Thanks to the presence of silicone, the material will stay dry longer than when using PU alone. On thin materials, this mix allows for increased waterproofness to 2,000 mm H2O.

Strength remains neutral because silicone strengthens and PU weakens the fibres.

It is also possible, in theory, to use each of the impregnants on either side. This is a balancing act, though, and requires a lot of experience. We remember that silicone adheres to virtually nothing. If silicone penetrates too deep into the fibres on one side, PU would not stick to it on the other side and you will be able to scrape it off easily. In such a situation, the PU side can have laminated tapes and the silicone side can be sealed with adhesive. However, applying impregnants in this way will not prevent PU hydrolysis.

In both cases, the silicone will make it easier to pack the material by affecting the slippage.


SIL/SIL means that silicone was applied on either side of the material. This gave rise to our favourite portmanteau words: SILNYLON (nylon coated with silicone) and SILPOLY (polyester coated with silicone.
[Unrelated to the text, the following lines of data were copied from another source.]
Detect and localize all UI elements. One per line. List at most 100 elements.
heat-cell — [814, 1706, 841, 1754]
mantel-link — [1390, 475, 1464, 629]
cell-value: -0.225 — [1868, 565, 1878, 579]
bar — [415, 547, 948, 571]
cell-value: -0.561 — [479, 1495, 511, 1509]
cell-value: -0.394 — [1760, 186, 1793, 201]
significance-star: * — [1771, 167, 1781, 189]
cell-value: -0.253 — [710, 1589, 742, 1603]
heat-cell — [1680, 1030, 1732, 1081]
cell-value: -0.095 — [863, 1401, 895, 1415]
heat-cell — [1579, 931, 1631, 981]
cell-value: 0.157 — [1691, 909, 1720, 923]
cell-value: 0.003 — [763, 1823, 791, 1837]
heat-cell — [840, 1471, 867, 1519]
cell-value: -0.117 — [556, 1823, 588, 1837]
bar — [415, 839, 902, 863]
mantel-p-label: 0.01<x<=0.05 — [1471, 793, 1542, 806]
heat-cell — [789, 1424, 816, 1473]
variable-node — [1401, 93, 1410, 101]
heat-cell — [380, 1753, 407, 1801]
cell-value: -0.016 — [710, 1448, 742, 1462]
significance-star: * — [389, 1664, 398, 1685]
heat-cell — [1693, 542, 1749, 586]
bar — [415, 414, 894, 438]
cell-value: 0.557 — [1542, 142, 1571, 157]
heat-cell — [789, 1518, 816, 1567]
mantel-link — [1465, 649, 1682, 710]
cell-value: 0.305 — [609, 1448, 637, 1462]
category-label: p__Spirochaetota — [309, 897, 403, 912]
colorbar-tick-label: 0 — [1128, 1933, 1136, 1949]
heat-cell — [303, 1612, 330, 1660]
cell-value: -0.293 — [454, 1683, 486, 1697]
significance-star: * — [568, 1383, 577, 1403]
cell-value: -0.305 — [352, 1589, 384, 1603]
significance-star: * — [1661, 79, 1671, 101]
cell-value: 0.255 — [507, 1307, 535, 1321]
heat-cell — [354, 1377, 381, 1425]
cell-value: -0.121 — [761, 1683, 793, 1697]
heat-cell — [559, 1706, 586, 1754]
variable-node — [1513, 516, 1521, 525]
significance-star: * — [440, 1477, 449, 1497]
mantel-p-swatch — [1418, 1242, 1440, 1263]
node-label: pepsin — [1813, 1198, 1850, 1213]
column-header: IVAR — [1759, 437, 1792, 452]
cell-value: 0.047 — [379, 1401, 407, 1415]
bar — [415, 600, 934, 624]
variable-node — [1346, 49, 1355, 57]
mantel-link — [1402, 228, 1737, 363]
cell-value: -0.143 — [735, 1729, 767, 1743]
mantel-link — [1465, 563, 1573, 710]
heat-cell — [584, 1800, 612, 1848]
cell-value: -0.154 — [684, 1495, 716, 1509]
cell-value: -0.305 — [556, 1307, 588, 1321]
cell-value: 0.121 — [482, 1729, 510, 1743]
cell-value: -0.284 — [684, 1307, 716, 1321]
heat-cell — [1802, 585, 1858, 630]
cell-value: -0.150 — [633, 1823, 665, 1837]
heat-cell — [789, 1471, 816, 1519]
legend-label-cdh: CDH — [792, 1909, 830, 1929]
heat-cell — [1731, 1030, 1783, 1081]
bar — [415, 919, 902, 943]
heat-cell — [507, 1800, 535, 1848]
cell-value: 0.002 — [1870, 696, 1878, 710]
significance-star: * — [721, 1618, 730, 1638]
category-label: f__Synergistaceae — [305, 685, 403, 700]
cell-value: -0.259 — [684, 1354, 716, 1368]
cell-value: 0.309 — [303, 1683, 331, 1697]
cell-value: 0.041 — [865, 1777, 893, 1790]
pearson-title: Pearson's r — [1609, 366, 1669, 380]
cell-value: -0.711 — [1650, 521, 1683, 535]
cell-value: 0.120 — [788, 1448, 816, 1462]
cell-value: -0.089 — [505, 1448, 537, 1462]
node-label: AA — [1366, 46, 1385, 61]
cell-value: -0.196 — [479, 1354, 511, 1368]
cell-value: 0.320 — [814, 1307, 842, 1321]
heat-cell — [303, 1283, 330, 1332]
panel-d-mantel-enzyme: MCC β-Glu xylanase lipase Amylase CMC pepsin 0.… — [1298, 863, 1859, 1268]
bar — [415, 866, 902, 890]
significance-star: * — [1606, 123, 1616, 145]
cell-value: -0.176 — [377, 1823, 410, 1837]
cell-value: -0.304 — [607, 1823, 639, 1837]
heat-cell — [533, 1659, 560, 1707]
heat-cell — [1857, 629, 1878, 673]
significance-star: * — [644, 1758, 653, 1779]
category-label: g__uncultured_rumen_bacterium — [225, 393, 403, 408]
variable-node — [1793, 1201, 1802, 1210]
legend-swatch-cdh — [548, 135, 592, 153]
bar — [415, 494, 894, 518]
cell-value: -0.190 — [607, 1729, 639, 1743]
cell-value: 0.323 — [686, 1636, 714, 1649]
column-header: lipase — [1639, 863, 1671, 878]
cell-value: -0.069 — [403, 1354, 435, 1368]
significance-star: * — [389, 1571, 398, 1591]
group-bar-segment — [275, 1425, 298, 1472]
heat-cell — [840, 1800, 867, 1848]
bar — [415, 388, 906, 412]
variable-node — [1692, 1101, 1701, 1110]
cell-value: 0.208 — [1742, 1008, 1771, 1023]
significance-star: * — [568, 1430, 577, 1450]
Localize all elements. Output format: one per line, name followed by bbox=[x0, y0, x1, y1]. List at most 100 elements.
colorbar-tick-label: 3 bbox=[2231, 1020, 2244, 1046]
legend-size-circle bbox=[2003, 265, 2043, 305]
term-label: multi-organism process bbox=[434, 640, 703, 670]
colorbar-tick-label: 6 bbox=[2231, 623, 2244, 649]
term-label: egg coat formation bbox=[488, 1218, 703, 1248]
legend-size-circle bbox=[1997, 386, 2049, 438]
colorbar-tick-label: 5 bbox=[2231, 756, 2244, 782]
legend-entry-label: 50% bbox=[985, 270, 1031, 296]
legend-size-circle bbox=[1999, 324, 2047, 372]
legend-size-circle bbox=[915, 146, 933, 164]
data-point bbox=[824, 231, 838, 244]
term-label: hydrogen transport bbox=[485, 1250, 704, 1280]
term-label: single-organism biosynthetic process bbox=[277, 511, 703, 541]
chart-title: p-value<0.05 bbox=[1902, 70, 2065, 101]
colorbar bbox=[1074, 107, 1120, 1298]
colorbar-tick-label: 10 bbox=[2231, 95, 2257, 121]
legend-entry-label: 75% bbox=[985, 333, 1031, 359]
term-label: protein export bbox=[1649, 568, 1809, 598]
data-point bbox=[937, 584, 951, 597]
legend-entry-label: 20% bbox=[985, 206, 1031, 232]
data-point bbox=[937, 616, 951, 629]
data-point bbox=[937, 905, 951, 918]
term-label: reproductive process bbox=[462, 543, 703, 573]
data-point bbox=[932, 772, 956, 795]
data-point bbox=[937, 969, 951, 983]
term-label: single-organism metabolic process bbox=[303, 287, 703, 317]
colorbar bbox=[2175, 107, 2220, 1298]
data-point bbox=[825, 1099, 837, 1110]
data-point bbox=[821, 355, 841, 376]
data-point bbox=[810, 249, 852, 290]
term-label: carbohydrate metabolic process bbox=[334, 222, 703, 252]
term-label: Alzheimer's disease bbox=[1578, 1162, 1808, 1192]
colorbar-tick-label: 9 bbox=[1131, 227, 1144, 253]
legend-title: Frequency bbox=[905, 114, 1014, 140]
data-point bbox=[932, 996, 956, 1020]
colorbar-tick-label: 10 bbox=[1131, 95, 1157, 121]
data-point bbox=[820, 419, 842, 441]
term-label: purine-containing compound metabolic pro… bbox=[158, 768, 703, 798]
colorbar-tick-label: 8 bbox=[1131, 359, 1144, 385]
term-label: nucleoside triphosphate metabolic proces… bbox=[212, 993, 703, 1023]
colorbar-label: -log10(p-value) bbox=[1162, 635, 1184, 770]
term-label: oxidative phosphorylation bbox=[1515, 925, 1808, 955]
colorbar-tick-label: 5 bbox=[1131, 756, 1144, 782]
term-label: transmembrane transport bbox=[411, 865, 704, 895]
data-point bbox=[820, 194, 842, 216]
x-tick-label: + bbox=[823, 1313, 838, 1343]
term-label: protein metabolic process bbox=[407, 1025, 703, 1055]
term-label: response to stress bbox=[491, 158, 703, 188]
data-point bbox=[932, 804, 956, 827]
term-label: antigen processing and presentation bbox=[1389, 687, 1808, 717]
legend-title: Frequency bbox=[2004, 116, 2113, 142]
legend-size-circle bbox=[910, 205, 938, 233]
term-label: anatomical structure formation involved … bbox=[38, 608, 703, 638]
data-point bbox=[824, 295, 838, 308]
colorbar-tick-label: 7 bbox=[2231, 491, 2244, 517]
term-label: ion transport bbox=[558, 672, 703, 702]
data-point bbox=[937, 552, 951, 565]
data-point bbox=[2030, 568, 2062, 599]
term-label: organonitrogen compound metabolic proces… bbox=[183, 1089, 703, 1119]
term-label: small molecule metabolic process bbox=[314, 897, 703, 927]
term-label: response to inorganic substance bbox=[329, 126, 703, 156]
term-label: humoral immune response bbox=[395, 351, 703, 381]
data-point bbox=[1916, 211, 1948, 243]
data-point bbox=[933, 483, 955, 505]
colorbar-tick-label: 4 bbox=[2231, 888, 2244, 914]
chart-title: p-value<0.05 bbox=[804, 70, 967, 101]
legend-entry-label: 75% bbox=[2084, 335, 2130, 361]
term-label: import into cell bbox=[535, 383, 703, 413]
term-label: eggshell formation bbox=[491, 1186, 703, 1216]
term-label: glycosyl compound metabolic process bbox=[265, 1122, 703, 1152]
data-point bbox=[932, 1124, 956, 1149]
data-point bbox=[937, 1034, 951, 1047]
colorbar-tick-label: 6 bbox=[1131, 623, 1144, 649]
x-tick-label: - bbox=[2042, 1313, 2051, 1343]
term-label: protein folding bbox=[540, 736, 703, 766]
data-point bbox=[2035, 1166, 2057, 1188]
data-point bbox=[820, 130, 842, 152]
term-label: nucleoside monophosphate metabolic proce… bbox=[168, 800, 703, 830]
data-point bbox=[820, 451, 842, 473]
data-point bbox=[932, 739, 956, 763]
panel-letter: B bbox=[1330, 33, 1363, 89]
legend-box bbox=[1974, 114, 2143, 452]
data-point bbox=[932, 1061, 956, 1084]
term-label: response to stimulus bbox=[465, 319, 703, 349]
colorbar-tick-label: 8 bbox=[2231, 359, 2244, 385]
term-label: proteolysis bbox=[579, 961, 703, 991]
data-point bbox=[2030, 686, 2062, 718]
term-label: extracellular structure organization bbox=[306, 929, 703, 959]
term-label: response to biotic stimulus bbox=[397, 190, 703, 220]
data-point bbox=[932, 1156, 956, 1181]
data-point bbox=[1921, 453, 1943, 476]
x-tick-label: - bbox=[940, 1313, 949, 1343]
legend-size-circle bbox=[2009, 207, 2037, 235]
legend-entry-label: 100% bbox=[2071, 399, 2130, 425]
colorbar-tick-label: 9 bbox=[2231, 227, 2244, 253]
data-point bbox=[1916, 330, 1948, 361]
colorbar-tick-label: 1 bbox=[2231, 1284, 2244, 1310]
SIL/SIL works very well with light, delicate materials. It strengthens them and prevents abrasion. It also has a miraculous self-healing property. Small holes can “heal” by themselves.

The thickness of the material determines the amount of silicone applied. This means that thin materials will have limited impregnation possibilities. As a result, they will protect against rain but will not be waterproof. The SIL/SIL solution works well with equipment and clothes that are supposed to be very light and durable but not necessarily waterproof and breathable.

The biggest problem is to set priorities. Would I prefer to be drenched in sweat and wake up with swollen eyes due to lack of oxygen in the tent? Do I want the juicy greenery of my tarp to resemble melted mint ice cream after two summer seasons? Do I wish to carry a heavy if rotting backpack or a dry if flammable one? If this choice is too much of a burden, use the table below to set your priorities.

Instead of PU, PE, silicone and DWR, you can of course use the DIY option: drive an iron over beeswax or diligently rub a candle into your jacket. You can also rush to a Castorama store for white spirit, press a tube of silicone into it and spray the mixture over your backpack. Then you can spend the night keeping your fingers crossed for it to work. You can also choose to chemically impregnate it :).